HereIAm20 · 05/02/2015 14:50

They will be done at various stages throughout your child's school life and there needs to be a consistency for them to have any value. However if your child consistently has scores like those then she has a bright academic future ahead of her (provided she applies herself).

Be proud!

LIZS · 05/02/2015 15:50

Iirc 141 is maximum. Between 80 and 120 is considered average.

var123 · 05/02/2015 15:53

Not to be pedantic, but isn't it:
1sd from the mean = 2/3rd (i.e 66 2/3%)
2sd = 95%
3sd = 99.7%

But then you have to split each of the remainders into 2 because its symmetric. so, half of a third below 1sd and half of a third (i.e. a sixth above 1 standard deviation)?

That's what i was basing my figures on as I'd read somewhere that 115 is usually 1sd, 130 is 2. I can't remember what is 3, but its not 145.
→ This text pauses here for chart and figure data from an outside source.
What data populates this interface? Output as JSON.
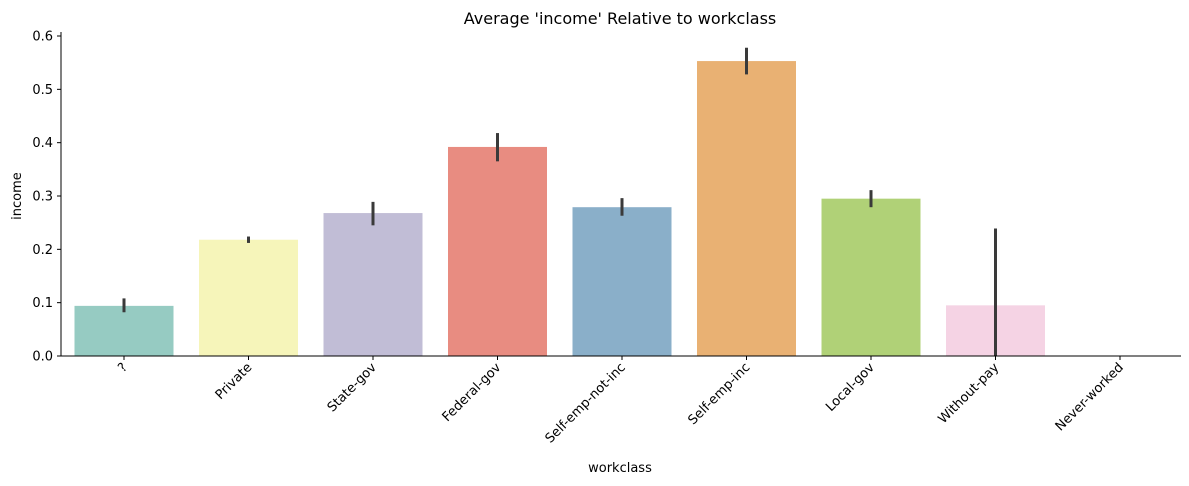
{
  "chart_data": {
    "type": "bar",
    "title": "Average 'income' Relative to workclass",
    "xlabel": "workclass",
    "ylabel": "income",
    "ylim": [
      0,
      0.6
    ],
    "yticks": [
      0.0,
      0.1,
      0.2,
      0.3,
      0.4,
      0.5,
      0.6
    ],
    "ytick_labels": [
      "0.0",
      "0.1",
      "0.2",
      "0.3",
      "0.4",
      "0.5",
      "0.6"
    ],
    "categories": [
      "?",
      "Private",
      "State-gov",
      "Federal-gov",
      "Self-emp-not-inc",
      "Self-emp-inc",
      "Local-gov",
      "Without-pay",
      "Never-worked"
    ],
    "values": [
      0.094,
      0.218,
      0.268,
      0.392,
      0.279,
      0.553,
      0.295,
      0.095,
      0.0
    ],
    "error_low": [
      0.082,
      0.212,
      0.245,
      0.365,
      0.263,
      0.528,
      0.279,
      0.0,
      0.0
    ],
    "error_high": [
      0.108,
      0.224,
      0.289,
      0.418,
      0.296,
      0.578,
      0.311,
      0.239,
      0.0
    ],
    "colors": [
      "#96cbc2",
      "#f6f5ba",
      "#c1bdd6",
      "#e88c81",
      "#8aafc9",
      "#e9b173",
      "#b0d177",
      "#f5d3e4",
      "#cfcfcf"
    ],
    "grid": false,
    "legend": "none"
  }
}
Firefox1066 · 05/02/2015 16:03

The CATS that I have come across have 100 as the mean score. 1 SD either side will be 15 (remember this is standardised not raw scores) and 68% of the population will be between 85 and 115. Thereafter, 14% will be between 70-85 and 14% will be between 115 and 130.

Finally, 2% will be between 0-70 and 2% will be between 130 -141

Firefox1066 · 05/02/2015 16:06

Thats might read as confusing, so let me list it in order

0-70 = 2% of cohort

70 - 85 = 14% of cohort
85 - 100 (mean) = 34% of cohort
100 - 115 = 34% of cohort
115 - 130 = 14% of cohort - ABOVE AVERAGE
130 - 141 = 2% of cohort - EXCEPTIONAL

var123 · 05/02/2015 19:19

what i don't get is that its based on a normal distribution, isn't it? So where do the non-standard % come from? The ones I gave were the ones I learned when I did stats at university (light years ago and I 've forgotten tons so am very willing to get an explanation that makes the 68% correct.)